Channeling bits of the chord progression aesthetic of Arcade Fire's "Ocean of Noise", Los Angeles duo Boardwalk meander languidly through latest offering "Crying". A simple existential crisis lies at the center: "There's no use in trying/ when I can't stop crying," sings vocalist Amber Quintero. The rhythm guitar plods ahead even as a second guitar line emerges to solo in the bridge. It's wholesale elegy, a discomfiture running deep enough to throw a late afternoon chill over the whole arrangement. The sadness would be crushing if the malaise weren't so complete, and the power of "Crying" is its paralysis.

10.07.2013

Blessa :: "Between Times"


Leeds dream-pop post-punkers Blessa return with the soaring, "Between Times". Channeling bits of sawing guitars and echoing reverb, the arrangement climbs to meet vocalist Olivia Neller's halcyon head voice as she breaks into crystalline relief, singing, "tell me something more." The first trip through this progression proves innocent with each successive refrain proving more and more expansive, the lens oozing open as the guitars head to the top of the fret board and the room. It's a convincing fantasy world, as Neller sings in a telling admission, "I thought I dreamed you."

10.03.2013

The Zolas :: "Invisible"


The Zolas, purveyors of one of the best songs of 2012, "Knot In My Heart", return with one-off "Invisible". It's a bit of power-pop bombast slamming into the chorus with dark bubble gum rhymes like, "When the nighttime crashes it/ look around beside you, babe, we're your friends/When you need some oxygen, jump into the fire with us." The fatalism is strictly lyrical as the guitars race downward against the drums in an escalating series of dares.
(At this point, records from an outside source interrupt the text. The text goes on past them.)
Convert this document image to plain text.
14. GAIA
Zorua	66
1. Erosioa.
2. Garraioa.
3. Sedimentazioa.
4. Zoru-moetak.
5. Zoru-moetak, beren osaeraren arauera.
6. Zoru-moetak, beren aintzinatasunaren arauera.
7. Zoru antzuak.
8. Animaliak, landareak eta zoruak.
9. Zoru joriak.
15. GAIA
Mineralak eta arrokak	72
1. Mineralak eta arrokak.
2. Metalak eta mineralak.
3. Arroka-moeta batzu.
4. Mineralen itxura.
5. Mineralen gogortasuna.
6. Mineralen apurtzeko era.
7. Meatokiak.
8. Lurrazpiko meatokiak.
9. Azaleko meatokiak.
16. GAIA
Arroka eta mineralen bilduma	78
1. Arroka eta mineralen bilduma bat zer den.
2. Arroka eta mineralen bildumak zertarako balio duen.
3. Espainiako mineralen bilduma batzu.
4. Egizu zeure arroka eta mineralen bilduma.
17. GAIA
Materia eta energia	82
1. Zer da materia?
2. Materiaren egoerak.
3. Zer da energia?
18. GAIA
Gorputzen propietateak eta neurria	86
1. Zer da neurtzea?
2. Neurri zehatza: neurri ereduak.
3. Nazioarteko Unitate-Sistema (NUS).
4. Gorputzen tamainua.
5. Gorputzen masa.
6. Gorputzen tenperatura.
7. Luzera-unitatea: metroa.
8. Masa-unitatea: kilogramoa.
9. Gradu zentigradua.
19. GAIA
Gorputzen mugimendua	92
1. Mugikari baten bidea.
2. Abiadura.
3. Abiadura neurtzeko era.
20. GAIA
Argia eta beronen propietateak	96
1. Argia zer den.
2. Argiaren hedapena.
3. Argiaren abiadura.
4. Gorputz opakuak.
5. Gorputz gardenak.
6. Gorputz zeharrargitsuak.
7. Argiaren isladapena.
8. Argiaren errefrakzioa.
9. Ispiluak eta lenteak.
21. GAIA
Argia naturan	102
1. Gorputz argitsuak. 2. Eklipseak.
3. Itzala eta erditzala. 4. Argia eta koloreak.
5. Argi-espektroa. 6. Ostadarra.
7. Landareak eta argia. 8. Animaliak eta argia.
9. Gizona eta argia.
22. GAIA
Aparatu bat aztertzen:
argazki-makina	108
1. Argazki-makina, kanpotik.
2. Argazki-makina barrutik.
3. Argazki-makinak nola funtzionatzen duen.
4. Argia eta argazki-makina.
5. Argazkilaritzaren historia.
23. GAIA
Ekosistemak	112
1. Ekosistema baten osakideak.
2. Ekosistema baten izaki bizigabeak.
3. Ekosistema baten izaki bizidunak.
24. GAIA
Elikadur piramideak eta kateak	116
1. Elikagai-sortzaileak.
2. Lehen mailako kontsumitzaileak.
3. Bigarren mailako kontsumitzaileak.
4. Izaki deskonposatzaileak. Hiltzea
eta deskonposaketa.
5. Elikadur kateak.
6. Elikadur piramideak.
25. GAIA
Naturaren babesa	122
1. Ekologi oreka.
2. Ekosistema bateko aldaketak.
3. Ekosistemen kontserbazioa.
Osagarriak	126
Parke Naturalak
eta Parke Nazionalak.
Like their previous work, no band in independent rock writes hooks with as much punch and as few apologies as the Zolas. The final movement lifts off the ground shooting the metaphors about fire off somewhere in the sky.





10.02.2013

Evan Andree :: "Falafal"


One of the best, and most unexpected, songs to come out of the community of unsigned artists in 2013 is Evan Andree's "Falafal". The phonetic get-around in the title is an analog for "Feel awful", the song's real title lyric. Breathy synthesizers and plaintive guitars open and close the arrangement, the middle full of Andree's affected falsetto. It's a plea for common ground, even if the common ground is troubled: "I want to share something with anyone else," he sings before spinning into the sky under the power of the song's chorus, "I feel awful, feel awful/ Won't you feel awful, feel awful with me?" Objectively, it isn't the most inspiring edict, but the hook is an electric mixture of Arcade Fire tropes and Oberhofer execution, a refrain with snapping downbeat and soaring, singable, four-note signature. It will be in your head for days, demanding repeat, a towering pop monolith to the depths of codependent misery.

10.01.2013

Giant Fang :: "Golden Age"


Mixing buzzing synths and a top-of-the-room chorus, Glasgow band, Giant Fang construct an arena-sized generation polemic on "Golden Age". The cribbed notes from the M83 catalogue are obvious, winsome keyboards meandering through the neon backdrop of a post-John Hughes wasteland. Equally apparent is the homage to "Wake Up", a song that informed so much of what came in the decade since its release. By now we know the trick, our co-dependence mirrored in the group vocals of the hook, the meaning of our largely invisible struggles lionized in a rousing collection of "ohs". Giant Fang courts this aesthetic, singing, "We were the sons of the golden age," a place where it was hard to describe the meaning of our actions, but they sounded enormous.